Capítulo 3
El culatazo del arma me golpeó con fuerza en el hombro.

Oí el crujido de huesos al salir de su sitio, y un dolor ardiente invadió mi cuerpo de un solo golpe. Pero no me caí, ni lloré.

—Princesa consentida —Mario soltó una risa burlona llena de desprecio mientras guardaba el arma—. Tu existencia hace que el aire de esta hacienda sea insoportable.

Se agachó y ayudó a Adriana a levantarse con suavidad: —¿Te duele? Llamo a un médico.

—No hace falta. Estoy bien —Adriana negó la cabeza con debilidad, con la voz temblando—. Solo tengo miedo, nada más.

Miró por encima del hombro de Mario hacia mí. En esos ojos claros se reflejó un destello de triunfo.

Igual que en innumerables ocasiones de mi última vida: otra vez había logrado hacerse pasar por la víctima.

Apoyéme con el brazo sano en la pared para mantener el equilibrio. Todos los demás en la habitación respiraban con cuidado, esperando a que la tormenta pasara.

—Me voy de la hacienda —mi voz fue calmada—. Muy pronto.

Mario respondió sin girarse: —Eso sería lo mejor.

Luego, cargó a Adriana en brazos y salió de la habitación, dejándome sola con las manchas de sangre y el dolor. Los guardias y las criadas de la hacienda habían visto todo lo que sucedió, pero nadie se atrevía a acercarse para ayudarme.

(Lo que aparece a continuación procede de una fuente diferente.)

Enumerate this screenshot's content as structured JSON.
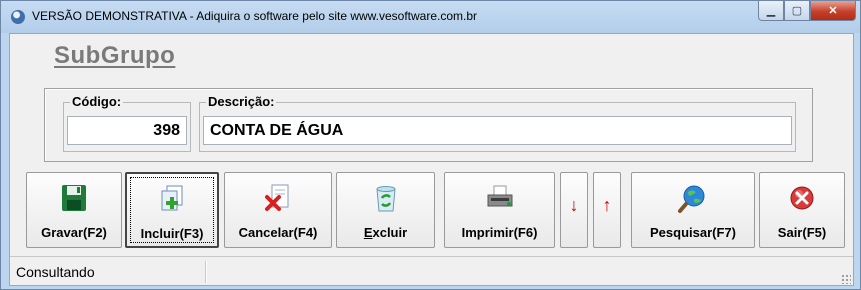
{
  "window": {
    "title": "VERSÃO DEMONSTRATIVA - Adiquira o software pelo site www.vesoftware.com.br",
    "controls": {
      "minimize": "▁",
      "maximize": "▢",
      "close": "✕"
    }
  },
  "form": {
    "heading": "SubGrupo",
    "codigo": {
      "label": "Código:",
      "value": "398"
    },
    "descricao": {
      "label": "Descrição:",
      "value": "CONTA DE ÁGUA"
    }
  },
  "toolbar": {
    "gravar": "Gravar(F2)",
    "incluir": "Incluir(F3)",
    "cancelar": "Cancelar(F4)",
    "excluir_prefix": "E",
    "excluir_rest": "xcluir",
    "imprimir": "Imprimir(F6)",
    "down": "↓",
    "up": "↑",
    "pesquisar": "Pesquisar(F7)",
    "sair": "Sair(F5)"
  },
  "status": {
    "text": "Consultando"
  },
  "colors": {
    "title_bg": "#bdd6f0",
    "client_bg": "#f0f0f0",
    "heading": "#7a7a7a",
    "arrow_red": "#d10000"
  }
}
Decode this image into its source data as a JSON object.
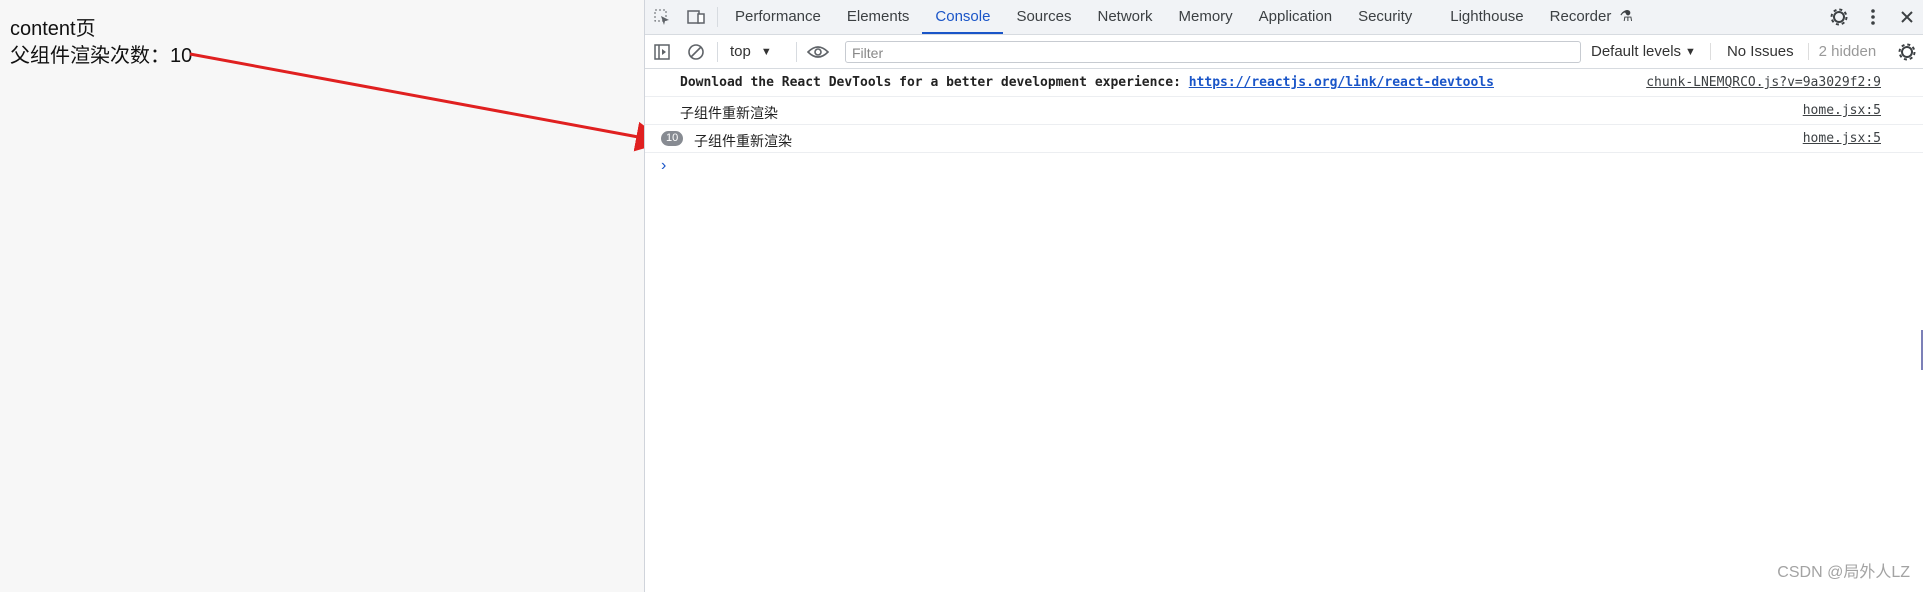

Sabían cómo era el temperamento de Mario, y lo que pasaría si lo ofendían.

Me apoyé en la pared y me acerqué al teléfono despacio, marcando el número del médico de la familia.

—Dr. Ramírez, soy Rosalía. Necesito que venga, por favor. Sí, inmediatamente.

Una hora después, ya había recuperado el hombro y me habían vendado el brazo. Elio Ramírez era un viejo amigo de la familia Gutiérrez; nos atendía desde que yo era niña.

—Necesitas descansar al menos dos semanas —guardó su maletín médico, luego se detuvo—. Además, Srta. Gutiérrez, este tipo de herida no es por accidente.

—Lo sé.

Él miró mi rostro calmado. Quiso decir más, pero al final se contuvo.

Como médico de familia, había visto demasiados resultados de violencia, y entendía que en estas familias mafiosas, las mujeres a menudo estaban en situaciones aún más peligrosas.

—Si necesitas ayuda... —no terminó la frase, recogió sus cosas y se marchó.

Tres días después, me mudé de la hacienda de los Valdés. Esta vez, no hubo lágrimas ni remordimientos.

Contraté una empresa de mudanzas profesionales y trasladé todo lo que me pertenecía a un ático en el centro de Ciudad de Elgiano.

Era un apartamento de lujo de más de 300 metros cuadrados, ubicado en la zona céntrica de la Avenida Pica. Luego empecé a armar mi propio estudio de moda.

En ese año de prisión de mi última vida, pensé en muchas cosas. A menudo me preguntaba qué haría, y qué tipo de persona sería, si tuviera otra oportunidad de vivir.

Quería tener mi propia carrera, mi propia vida. Nunca más dependeré de ningún hombre, ni sacrificaré todo por la "familia" otra vez.

Contacté a varios amigos diseñadores de San Fay y Marisol, y empecé a preparar la creación de mi propia marca. Aunque la familia Gutiérrez era parte de la mafia, nuestros negocios legales incluyen hoteles de lujo y comercio de bienes de lujo —lo que me da una base sólida para emprender.

Una noche tarde, una semana después de mudarme, Mario me llamó borracho mientras yo organizaba bocetos de diseños.

—Estoy en el club. Ven —su voz estaba gruesa por el alcohol, y la música de fondo era ensordecedora—. Ahora mismo.

—Ya me mudé.

—¿Me mudaste? —se detuvo por unos segundos, luego soltó una risa burlona—. ¿Finalmente aprendiste tu lección? ¿Te diste cuenta que no mereces vivir en la hacienda de los Valdés?

No respondí a su provocación.

En mi última vida, habría llorado amargamente por una humillación así. Habría intentado demostrarle mi valor una y otra vez.

—Muy bien —su tono se volvió cruel de repente; el alcohol le descubría su verdadera naturaleza—. Como eres tan sensata, ve a comprarle a Adriana un juego de joyas de un millón de dólares para pedirle perdón. Luego, regresas a la hacienda y te comportas como mi prometida silenciosa. No quiero escuchar más quejas tuyas.

—Me niego —dije con calma, pasando los dedos suavemente por los bocetos de la mesa—. Tengo una propuesta mejor.

—¿Qué?

—Me iré de Ciudad de Elgiano, como tú quieres. Nunca más nos veremos.

Después de decir eso, colgué la llamada.